«Solo la paura non si può condividere con gli altri e mai scompare del tutto.» Pubblicato da Ensemble, presentato alla Fiera Nazionale della Piccola e Media Editoria di Roma (www.gufetto.press)Var è la catartica e intensa opera, la prima tradotta in Italia, di Saša Stojanovic, divenuto una vera e propria istituzione letteraria in Serbia grazie ai numerosi premi conquistati e all'ideazione e direzione di un festival e di una rivista letterari.
Il lavoro di Stojanovic rappresenta uno sguardo lucido e irriverente sulla guerra, su come questa si insinui spietata non solo a cambiare la vita delle persone ma la loro stessa visione del mondo, nonostante la resistenza che possano opporre. Nello specifico, il conflitto è quello del Kosovo di fine anni '90, ma la visione di Stojanovic potrebbe essere applicata a tutte le guerre.
Il libro non ha una vera e propria trama, ma si presenta come una narrazione evangelica per mano dei quattro evangelisti canonici: Matteo, Marco, Luca e Giovanni, più i due apocrifi Maria Maddalena e Giuda.
I sei narratori raccolgono da trenta persone diverse (trenta come i denari del tradimento di Cristo, trenta come i capitoli del libro) il racconto della stessa persona, Carli, il reale protagonista: da ogni versione emerge sempre la figura di un uomo dall'alto profilo culturale, dotato di coraggio e scarsa considerazione delle gerarchie militari, la cui autorità esiste solo grazie alla guerra e che in tempo di pace non varrebbe nulla.

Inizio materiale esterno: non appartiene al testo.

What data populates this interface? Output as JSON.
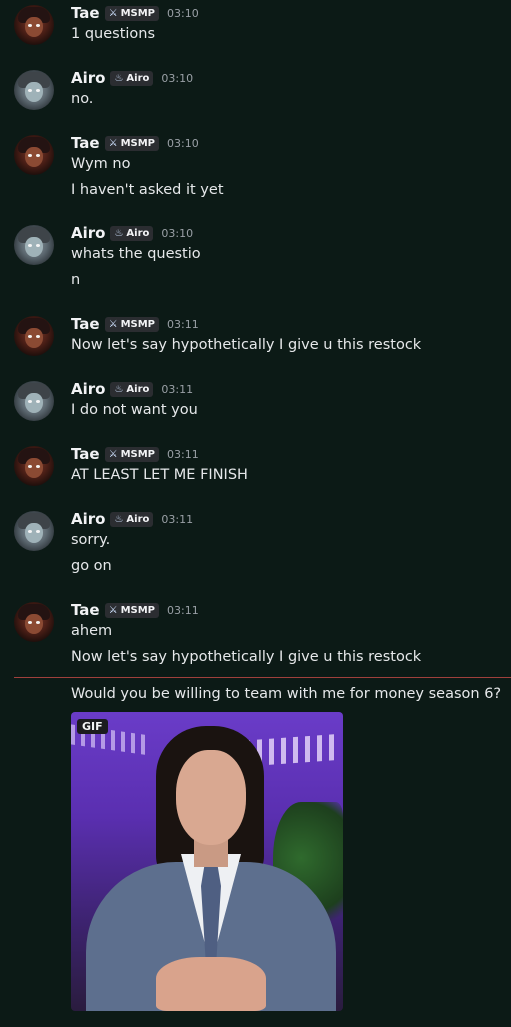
{
  "messages": [
    {
      "user": "Tae",
      "avatar": "tae",
      "tag_icon": "sword-icon",
      "tag": "MSMP",
      "time": "03:10",
      "lines": [
        "1 questions"
      ]
    },
    {
      "user": "Airo",
      "avatar": "airo",
      "tag_icon": "flame-icon",
      "tag": "Airo",
      "time": "03:10",
      "lines": [
        "no."
      ]
    },
    {
      "user": "Tae",
      "avatar": "tae",
      "tag_icon": "sword-icon",
      "tag": "MSMP",
      "time": "03:10",
      "lines": [
        "Wym no",
        "I haven't asked it yet"
      ]
    },
    {
      "user": "Airo",
      "avatar": "airo",
      "tag_icon": "flame-icon",
      "tag": "Airo",
      "time": "03:10",
      "lines": [
        "whats the questio",
        "n"
      ]
    },
    {
      "user": "Tae",
      "avatar": "tae",
      "tag_icon": "sword-icon",
      "tag": "MSMP",
      "time": "03:11",
      "lines": [
        "Now let's say hypothetically I give u this restock"
      ]
    },
    {
      "user": "Airo",
      "avatar": "airo",
      "tag_icon": "flame-icon",
      "tag": "Airo",
      "time": "03:11",
      "lines": [
        "I do not want you"
      ]
    },
    {
      "user": "Tae",
      "avatar": "tae",
      "tag_icon": "sword-icon",
      "tag": "MSMP",
      "time": "03:11",
      "lines": [
        "AT LEAST LET ME FINISH"
      ]
    },
    {
      "user": "Airo",
      "avatar": "airo",
      "tag_icon": "flame-icon",
      "tag": "Airo",
      "time": "03:11",
      "lines": [
        "sorry.",
        "go on"
      ]
    },
    {
      "user": "Tae",
      "avatar": "tae",
      "tag_icon": "sword-icon",
      "tag": "MSMP",
      "time": "03:11",
      "lines": [
        "ahem",
        "Now let's say hypothetically I give u this restock"
      ]
    }
  ],
  "new_message": "Would you be willing to team with me for money season 6?",
  "gif_label": "GIF",
  "colors": {
    "background": "#0c1a16",
    "divider": "#a0403c",
    "tag_bg": "#2b2d31"
  }
}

Carli è un uomo «affetto da febbrile indipendenza intellettuale» che resiste, che non abbassa la testa, ma non potrà non uscire spezzato anche lui dal conflitto.
E tuttavia, ognuno dei personaggi interpellati dagli evangelisti a suo modo resiste. Proprio in loro è evidente l’abilità dello scrittore di dare voce a realtà diverse e si percepisce una profonda sensibilità che gli permette, ad esempio, di immedesimarsi anche in una donna costretta a prostituirsi.
Var racconta spaccati terribili, forti, da pugno nello stomaco, e lo fa nel pieno rispetto delle vite coinvolte nella narrazione, senza edulcorare ma anzi esaltandone l'autenticità, con una vena pressoché neorealista. Perché Saša Stojanovic vuole condurci, senza peli sulla lingua, a un'analisi che prenda in considerazione ogni angolazione possibile: proprio per questo fa parlare tutti.
Fanno da contraltare le voci degli evangelisti, la cui missione di inseguire la verità appare quasi vana, poiché cercata nelle ragioni della guerra e non in quel che ne consegue, ovvero la devastazione di vite e di sogni, e il vuoto che ne rimane, dove facilmente si insinuano ulteriori insicurezze e conflitti.
Con un fare quasi arido, distaccato, gli intervistatori non tollerano digressioni e si ostinano a tornare sull’obiettivo della loro ricerca, trascurando quanto gli uomini abbiano un disperato bisogno di condividere, che altro non è, se non il primo mezzo per giungere alla verità.
Conoscendo la storia di Stojanovic, si coglie la sfumatura autobiografica dell'opera. Ma il valore letterario del libro, rafforzato dallo stile – originalissimo se pensiamo ai numerosi cambi di registro dovuti alle differenti voci narranti, grazie ai quali anche il profferire insulti può acquisire un tono elevato – non è in secondo piano rispetto al suo valore documentario. In questo senso, una menzione va anche alla traduzione di Anita Vuco, per la quale riuscire a restituire in altra lingua le diverse sfumature che caratterizzano e individuano le singole voci, deve aver costituito una vera e propria sfida.
La penna di Saša Stojanovic non ammette sbavature. Ad ogni personaggio spetta il suo dialetto e ad ogni fatto descritto la sua vivida rappresentazione, ed è questo lo strumento attraverso cui l'autore dichiara l'unica verità della guerra: la sua ingiustizia.